Pastor Sir Doug Nicholls sat at his old piano. “It is a beautiful song when the black notes are played. It is a beautiful song when the white notes are played.” He was talking to his nephew Bobby. “But when you play them together, that’s when you have a harmony.”

 

Pastor Sir Doug Nicholls was an Aboriginal man – a proud Yorta Yorta man from up on the Murray, who had watched his sister be dragged from his mother’s arms by government authorities. By white people. Yet he still spoke of the importance of black and white playing not separately, but together. Together, he said, we have harmony.

 

It is Reconciliation Week, which is a week about friendship. It is amazing that Aboriginal people in this country still extend the hand of friendship to non-Indigenous folk, after the decades and decades of racism and discrimination they have faced, and continue to face. But they do.

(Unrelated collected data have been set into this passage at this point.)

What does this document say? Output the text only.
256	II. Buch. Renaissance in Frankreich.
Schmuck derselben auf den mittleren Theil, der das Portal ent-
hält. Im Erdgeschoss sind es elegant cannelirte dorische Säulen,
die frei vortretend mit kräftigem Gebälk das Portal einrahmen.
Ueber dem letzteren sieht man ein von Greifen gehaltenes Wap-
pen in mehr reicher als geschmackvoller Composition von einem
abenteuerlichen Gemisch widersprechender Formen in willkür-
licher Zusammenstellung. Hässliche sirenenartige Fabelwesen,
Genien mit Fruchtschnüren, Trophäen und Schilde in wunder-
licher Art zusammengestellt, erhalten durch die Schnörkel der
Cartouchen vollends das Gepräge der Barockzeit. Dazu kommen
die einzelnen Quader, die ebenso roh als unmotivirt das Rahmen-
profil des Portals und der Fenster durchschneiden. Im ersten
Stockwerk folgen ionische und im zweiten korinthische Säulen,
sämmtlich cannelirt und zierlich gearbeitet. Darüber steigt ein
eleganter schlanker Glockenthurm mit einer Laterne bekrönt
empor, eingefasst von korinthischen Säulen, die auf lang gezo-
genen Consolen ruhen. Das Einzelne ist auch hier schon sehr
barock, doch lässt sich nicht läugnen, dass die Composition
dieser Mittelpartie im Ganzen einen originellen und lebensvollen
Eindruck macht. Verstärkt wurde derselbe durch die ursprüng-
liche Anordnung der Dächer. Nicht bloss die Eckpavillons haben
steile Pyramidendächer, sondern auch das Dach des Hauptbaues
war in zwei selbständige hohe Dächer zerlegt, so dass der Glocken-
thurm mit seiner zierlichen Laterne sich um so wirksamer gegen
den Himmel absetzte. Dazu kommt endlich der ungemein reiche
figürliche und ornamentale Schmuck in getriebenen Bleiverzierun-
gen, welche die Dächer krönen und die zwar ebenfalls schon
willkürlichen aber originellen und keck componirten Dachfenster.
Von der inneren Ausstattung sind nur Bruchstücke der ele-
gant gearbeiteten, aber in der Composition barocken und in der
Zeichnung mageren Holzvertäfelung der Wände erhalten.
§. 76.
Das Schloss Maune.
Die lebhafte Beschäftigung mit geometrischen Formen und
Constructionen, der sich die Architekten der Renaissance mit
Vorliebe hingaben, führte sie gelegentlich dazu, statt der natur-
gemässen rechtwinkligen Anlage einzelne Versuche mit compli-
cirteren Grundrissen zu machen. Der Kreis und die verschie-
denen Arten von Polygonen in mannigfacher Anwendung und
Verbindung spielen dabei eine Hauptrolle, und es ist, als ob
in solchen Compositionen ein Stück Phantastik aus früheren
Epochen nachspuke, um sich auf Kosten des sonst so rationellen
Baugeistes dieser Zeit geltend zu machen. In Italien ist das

This is the time for receiving that hand of friendship, and walking together.

 

In fact, we need friendship and reconciliation in these lands now more than ever. This is the theme of Reconciliation Week in 2024, and it comes in the wake of a referendum in which Australians decided that they wouldn’t recognise an Aboriginal voice in the constitution. The referendum was a time of great friendship and solidarity – black and white keys playing together – but it was also a sticky, mucky place where all sorts of ugly, racist attitudes come to the fore. The referendum showed the best of us, and the worst of us, and Aboriginal and Torres Strait Islander people in these lands are hurting now as a result. Friendship and care is needed. Now more than ever.

 

Pastor Sir Doug Nicholls went on to become a professional footballer – despite the racism he experienced on and off the field. At a Church of Christ chapel in Northcote he experienced a conversation, and later became an ordained pastor.  He and his wife Gladys worked tirelessly for the betterment of their people, with a house and a church overflowing with those in need, all the while advocating to government for better treatment of his people. Pastor Sir Doug eventually became the Governor of South Australia. He knew what it was to hear the harmony of black and white, playing together.

 

This Reconciliation Week, how can we make harmonies – black and white and indeed all colours, playing together?